How Millennials are Redefining the Non-profit World

Geeting advice on future investments

If you’ve always suspected that millennials have hearts of gold, a new study from Merill Lynch may help solidify that opinion. According to findings from this new report, 60 percent of millennials are interested in starting their own organization to give something back.

Of course being interested in starting a non-profit and doing so successfully are two very different things. Matthew Dupuis is a Merill Lynch financial advisor who has worked with dozens of millennials and other clients to help them set up their non-profits. Here’s what he had to say about getting started on the right foot.

What are some of the most common mistakes millennials make when trying to set up a non-profit? 

Dupuis: There are so many great organizations and amazing ideas out there, breaking through to the mainstream is difficult. Take the time to understand what you are trying to achieve, the impact you want to have, and how you plan to get there. It’s so important to do your homework and understand what it takes to build out the infrastructure from scratch, both from a financial and time perspective. Surrounding yourself with people who share your same passions and ambition to make a difference is critical. Setting unrealistic expectations is one of the biggest issues I see.

Also, make sure you are balancing the efforts it takes to set up a non-profit with other personal goals. Particularly for millennials, you still need to be sure to be saving for a rainy day fund or even long-term, such as retirement. Setting up an organization requires heavy lifting, and some people fall short of their personal goals when they don’t look at the big picture. 

For more on how to save for retirement on an inconsistent income, check out this piece, or read this one about how to jump start retirement savings after 40.

What are the three most important things you need to do when trying to set up a non-profit? 

Dupuis: First, take the process one step at a time and have patience — get to know what you’re trying to do and what the roadblocks in front of you might be.

Second, find someone to act as an advisor so you bounce ideas off them and really use them as a soundboard. A good advisor will be able to point you in the right direction and help you put a working plan in place.

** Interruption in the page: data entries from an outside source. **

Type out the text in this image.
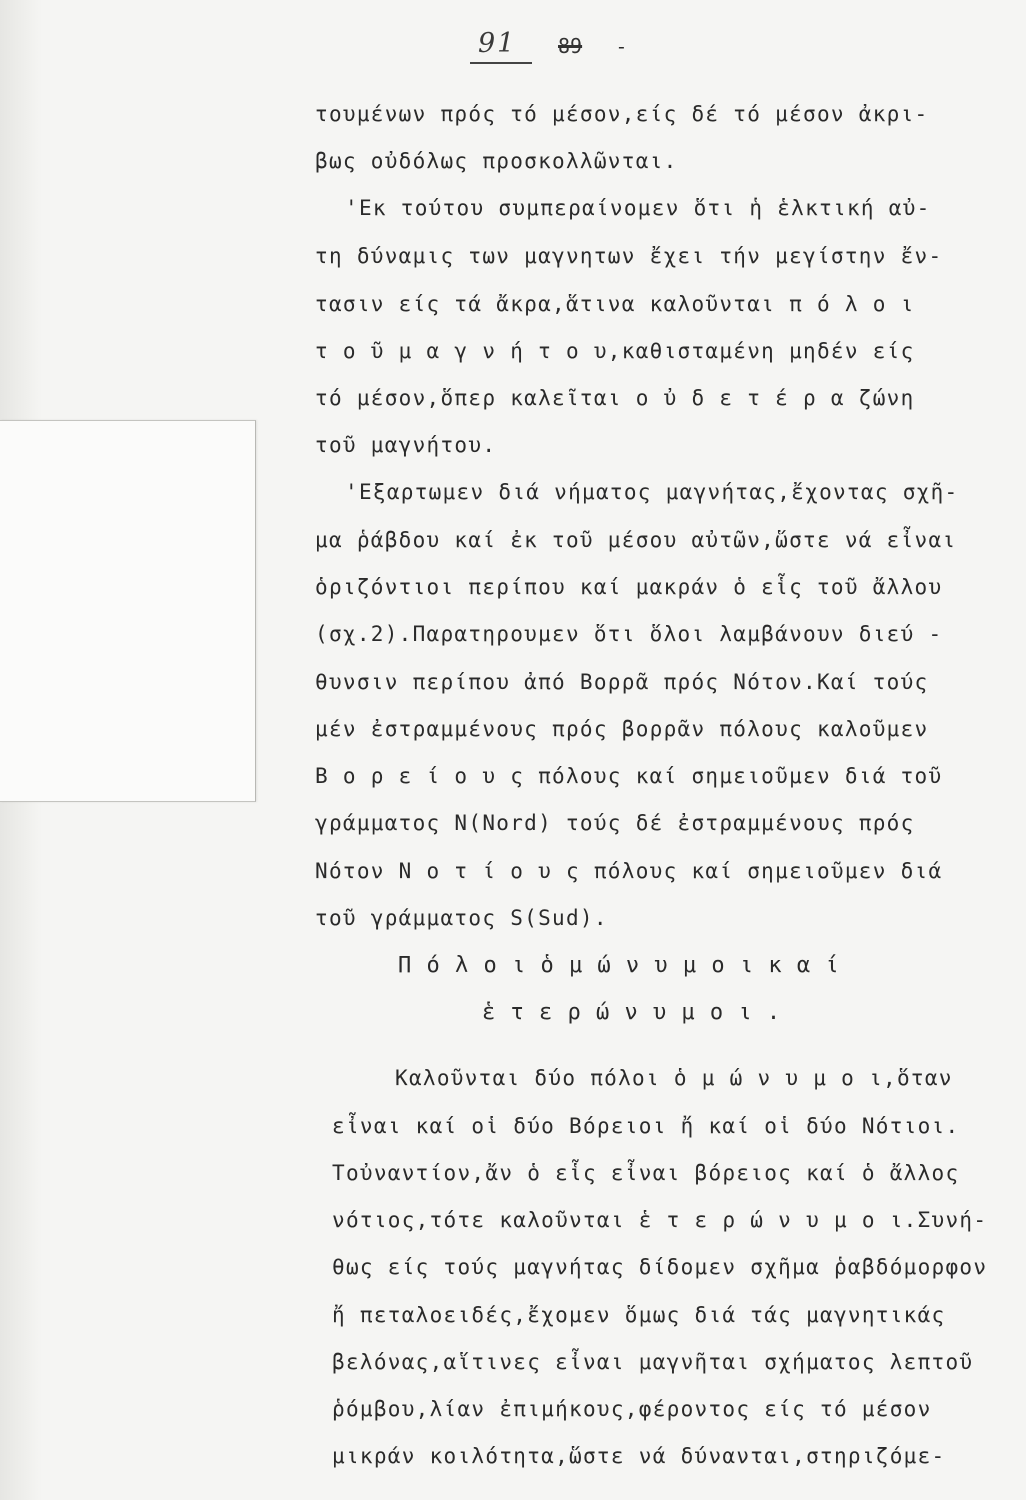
91 89 -
τουμένων πρός τό μέσον,είς δέ τό μέσον ἀκρι-
βως οὐδόλως προσκολλῶνται.
'Εκ τούτου συμπεραίνομεν ὅτι ἡ ἑλκτική αὐ-
τη δύναμις των μαγνητων ἔχει τήν μεγίστην ἔν-
τασιν είς τά ἄκρα,ἅτινα καλοῦνται π ό λ ο ι
τ ο ῦ μ α γ ν ή τ ο υ,καθισταμένη μηδέν είς
τό μέσον,ὅπερ καλεῖται ο ὐ δ ε τ έ ρ α ζώνη
τοῦ μαγνήτου.
'Εξαρτωμεν διά νήματος μαγνήτας,ἔχοντας σχῆ-
μα ῥάβδου καί ἐκ τοῦ μέσου αὐτῶν,ὥστε νά εἶναι
ὁριζόντιοι περίπου καί μακράν ὁ εἷς τοῦ ἄλλου
(σχ.2).Παρατηρουμεν ὅτι ὅλοι λαμβάνουν διεύ -
θυνσιν περίπου ἀπό Βορρᾶ πρός Νότον.Καί τούς
μέν ἐστραμμένους πρός βορρᾶν πόλους καλοῦμεν
Β ο ρ ε ί ο υ ς πόλους καί σημειοῦμεν διά τοῦ
γράμματος N(Nord) τούς δέ ἐστραμμένους πρός
Νότον Ν ο τ ί ο υ ς πόλους καί σημειοῦμεν διά
τοῦ γράμματος S(Sud).
Π ό λ ο ι ὁ μ ώ ν υ μ ο ι κ α ί
ἑ τ ε ρ ώ ν υ μ ο ι .
Καλοῦνται δύο πόλοι ὁ μ ώ ν υ μ ο ι,ὅταν
εἶναι καί οἱ δύο Βόρειοι ἤ καί οἱ δύο Νότιοι.
Τοὐναντίον,ἄν ὁ εἷς εἶναι βόρειος καί ὁ ἄλλος
νότιος,τότε καλοῦνται ἑ τ ε ρ ώ ν υ μ ο ι.Συνή-
θως είς τούς μαγνήτας δίδομεν σχῆμα ῥαβδόμορφον
ἤ πεταλοειδές,ἔχομεν ὅμως διά τάς μαγνητικάς
βελόνας,αἵτινες εἶναι μαγνῆται σχήματος λεπτοῦ
ῥόμβου,λίαν ἐπιμήκους,φέροντος είς τό μέσον
μικράν κοιλότητα,ὥστε νά δύνανται,στηριζόμε-
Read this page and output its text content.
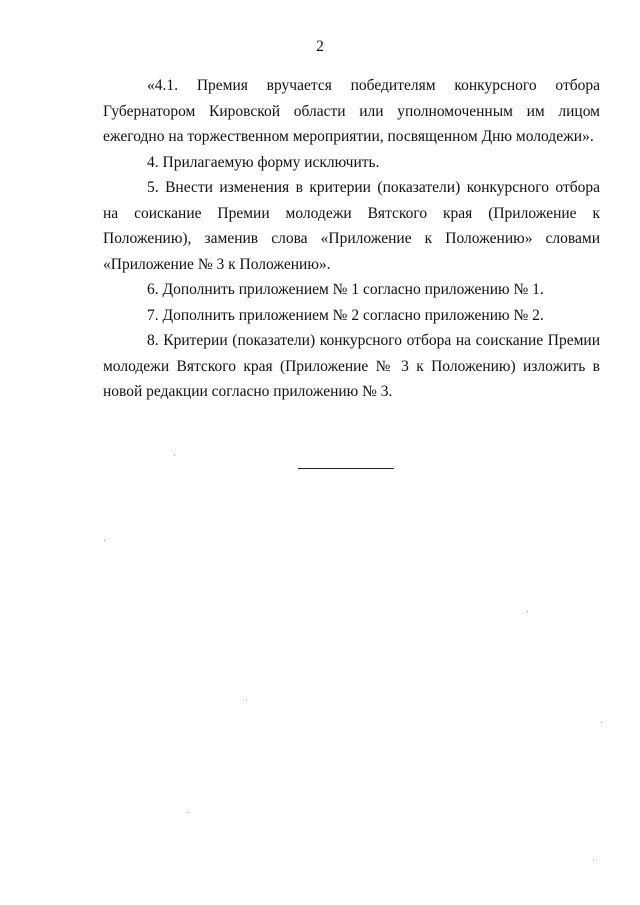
2

«4.1. Премия вручается победителям конкурсного отбора Губернатором Кировской области или уполномоченным им лицом ежегодно на торжественном мероприятии, посвященном Дню молодежи».

4. Прилагаемую форму исключить.

5. Внести изменения в критерии (показатели) конкурсного отбора на соискание Премии молодежи Вятского края (Приложение к Положению), заменив слова «Приложение к Положению» словами «Приложение № 3 к Положению».

6. Дополнить приложением № 1 согласно приложению № 1.

7. Дополнить приложением № 2 согласно приложению № 2.

8. Критерии (показатели) конкурсного отбора на соискание Премии молодежи Вятского края (Приложение № 3 к Положению) изложить в новой редакции согласно приложению № 3.
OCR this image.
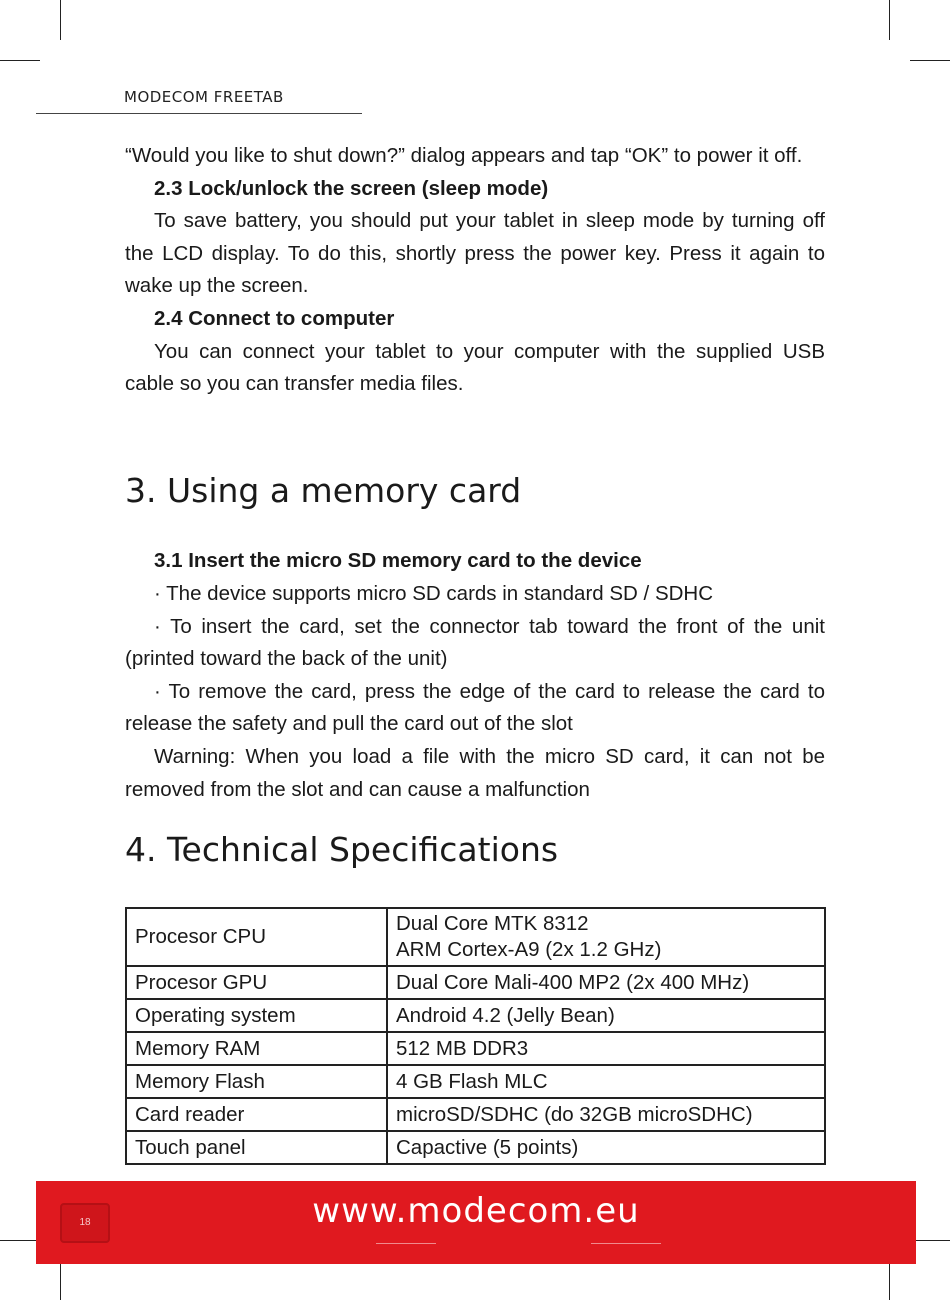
MODECOM FREETAB

“Would you like to shut down?” dialog appears and tap “OK” to power it off.

2.3 Lock/unlock the screen (sleep mode)

To save battery, you should put your tablet in sleep mode by turning off the LCD display. To do this, shortly press the power key. Press it again to wake up the screen.

2.4 Connect to computer

You can connect your tablet to your computer with the supplied USB cable so you can transfer media files.

3. Using a memory card

3.1 Insert the micro SD memory card to the device

· The device supports micro SD cards in standard SD / SDHC

· To insert the card, set the connector tab toward the front of the unit (printed toward the back of the unit)

· To remove the card, press the edge of the card to release the card to release the safety and pull the card out of the slot

Warning: When you load a file with the micro SD card, it can not be removed from the slot and can cause a malfunction

4. Technical Specifications
Procesor CPU	Dual Core MTK 8312
ARM Cortex-A9 (2x 1.2 GHz)

Procesor GPU	Dual Core Mali-400 MP2 (2x 400 MHz)
Operating system	Android 4.2 (Jelly Bean)
Memory RAM	512 MB DDR3
Memory Flash	4 GB Flash MLC
Card reader	microSD/SDHC (do 32GB microSDHC)
Touch panel	Capactive (5 points)
18	www.modecom.eu
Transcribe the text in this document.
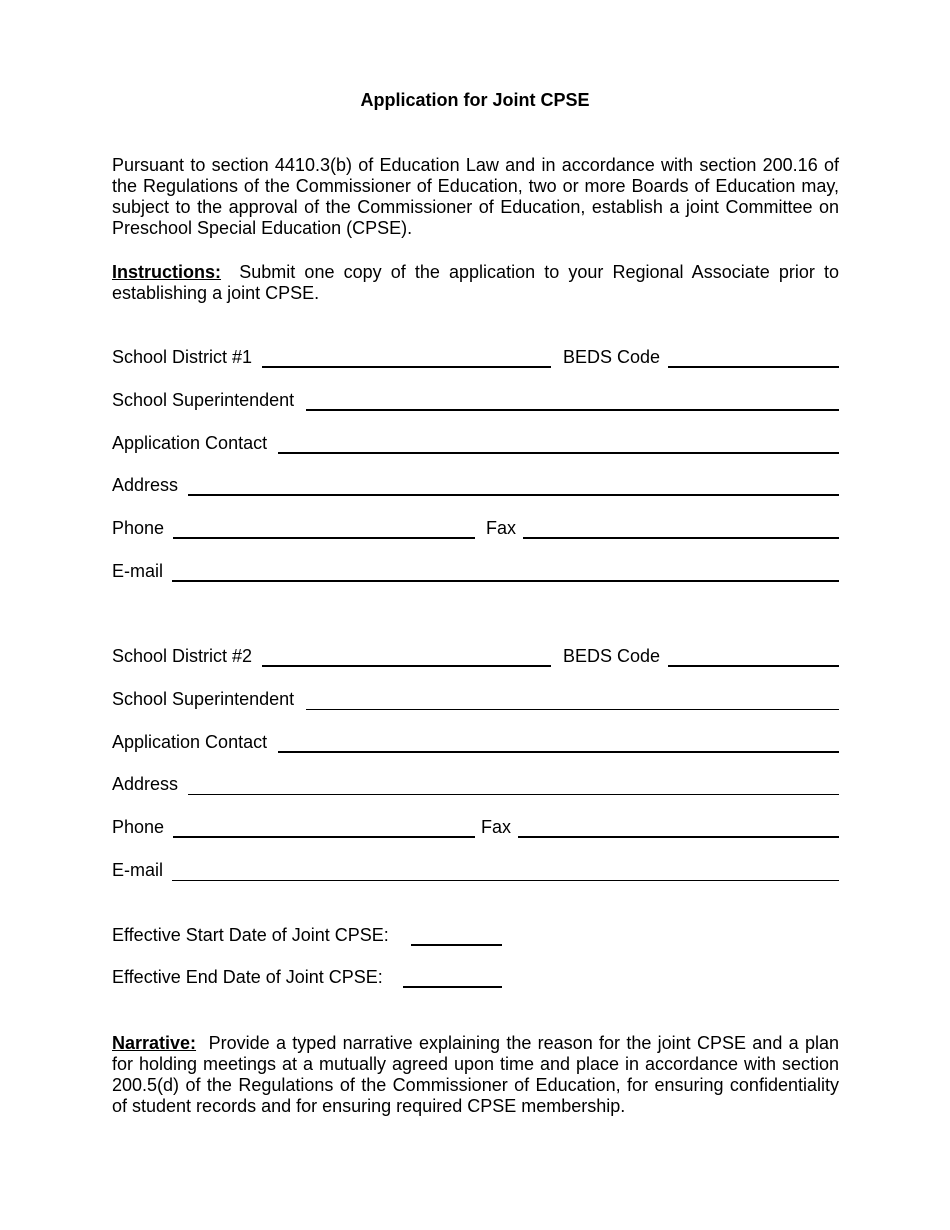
Application for Joint CPSE
Pursuant to section 4410.3(b) of Education Law and in accordance with section 200.16 of the Regulations of the Commissioner of Education, two or more Boards of Education may, subject to the approval of the Commissioner of Education, establish a joint Committee on Preschool Special Education (CPSE).
Instructions: Submit one copy of the application to your Regional Associate prior to establishing a joint CPSE.
School District #1	BEDS Code
School Superintendent
Application Contact
Address
Phone	Fax
E-mail
School District #2	BEDS Code
School Superintendent
Application Contact
Address
Phone	Fax
E-mail
Effective Start Date of Joint CPSE:
Effective End Date of Joint CPSE:
Narrative: Provide a typed narrative explaining the reason for the joint CPSE and a plan for holding meetings at a mutually agreed upon time and place in accordance with section 200.5(d) of the Regulations of the Commissioner of Education, for ensuring confidentiality of student records and for ensuring required CPSE membership.
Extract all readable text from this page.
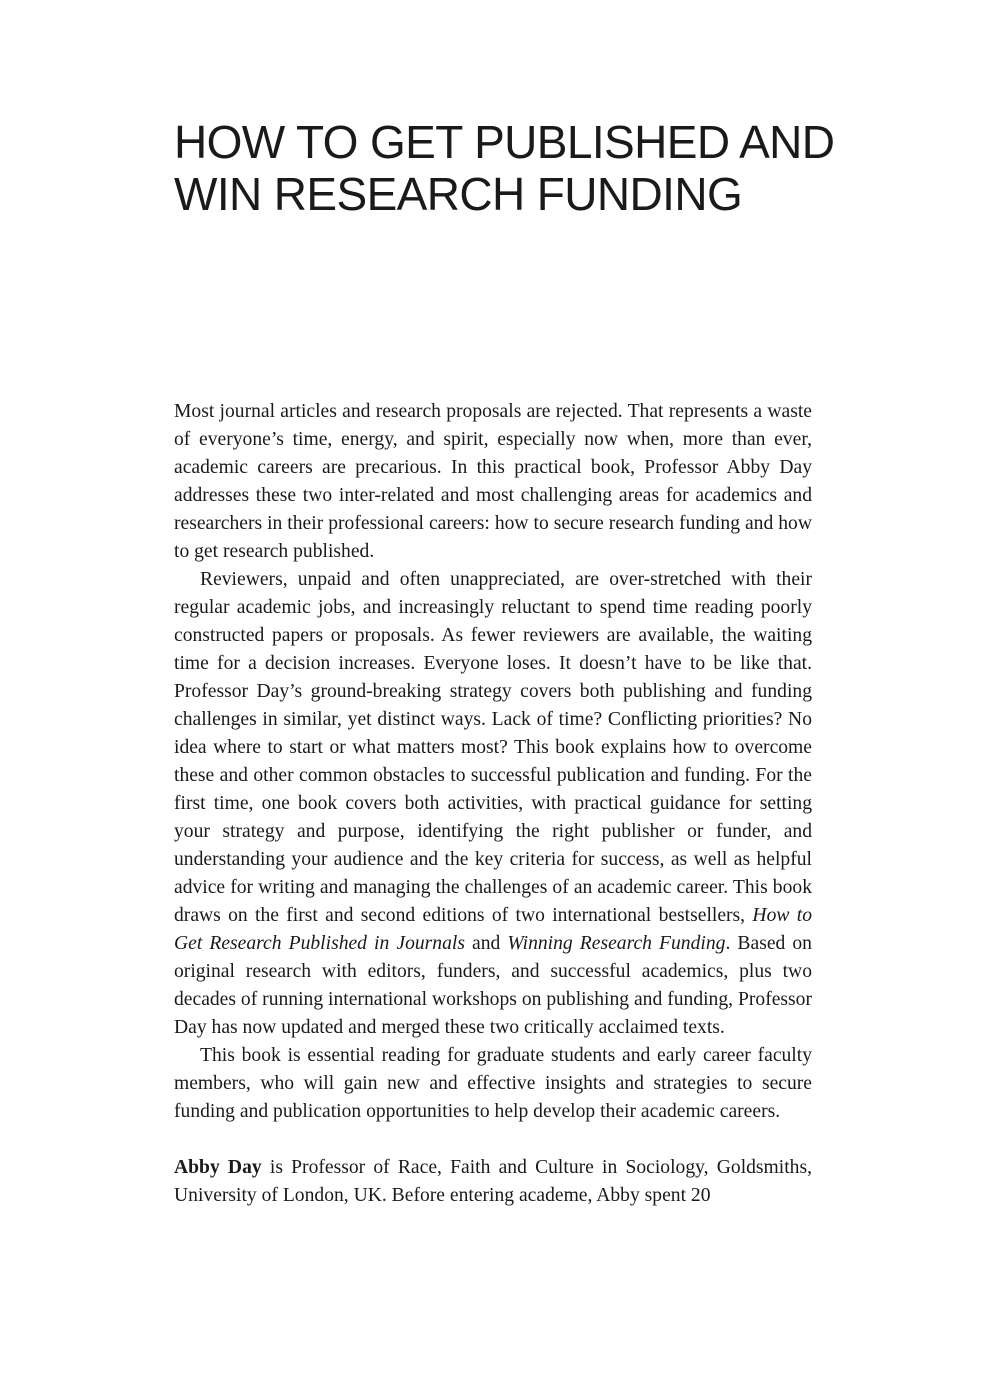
HOW TO GET PUBLISHED AND
WIN RESEARCH FUNDING

Most journal articles and research proposals are rejected. That represents a waste of everyone’s time, energy, and spirit, especially now when, more than ever, academic careers are precarious. In this practical book, Professor Abby Day addresses these two inter-related and most challenging areas for academics and researchers in their professional careers: how to secure research funding and how to get research published.

Reviewers, unpaid and often unappreciated, are over-stretched with their regular academic jobs, and increasingly reluctant to spend time reading poorly constructed papers or proposals. As fewer reviewers are available, the waiting time for a decision increases. Everyone loses. It doesn’t have to be like that. Professor Day’s ground-breaking strategy covers both publishing and funding challenges in similar, yet distinct ways. Lack of time? Conflicting priorities? No idea where to start or what matters most? This book explains how to overcome these and other common obstacles to successful publication and funding. For the first time, one book covers both activities, with practical guidance for setting your strategy and purpose, identifying the right publisher or funder, and understanding your audience and the key criteria for success, as well as helpful advice for writing and managing the challenges of an academic career. This book draws on the first and second editions of two international bestsellers, How to Get Research Published in Journals and Winning Research Funding. Based on original research with editors, funders, and successful academics, plus two decades of running international workshops on publishing and funding, Professor Day has now updated and merged these two critically acclaimed texts.

This book is essential reading for graduate students and early career faculty members, who will gain new and effective insights and strategies to secure funding and publication opportunities to help develop their academic careers.

Abby Day is Professor of Race, Faith and Culture in Sociology, Goldsmiths, University of London, UK. Before entering academe, Abby spent 20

Third, understand and focus on what your short, medium and long-term goals are. One of my clients, Clarissa Black, is the founder of Pets for Vets, which matches shelter dogs to returning veterans to help them with post-traumatic stress disorder, traumatic brain injury, anxiety and depression. As Clarissa was building out the program, we spent time talking about what kept her up at night, the impact she wanted to deliver, and what she was ultimately hoping to achieve. By having a goals-based plan in place, we are able to identify the right solutions to build out the organization for the long-haul.

What other advice do you have, particularly for millennials interested in setting up a non-profit?

Dupuis: Keep in mind it’s never too early to talk with an advisor about putting a plan in place and how you can structure your assets to meet your financial goals. Contributing time and/or money for something that’s important to you is becoming a part of many people’s goals and aspirations. And for those who might not be looking to start a non-profit but want to give, there are organizations and investments you can consider to make an impact. Millennials are redefining philanthropic giving, both in the form of time and money. It’s no longer all about how much one can accumulate, but rather how much one can give back to something they’re passionate about during their lifetime. This millennial generation is making positive impacts every single day and will be alive to see their determinations become realities.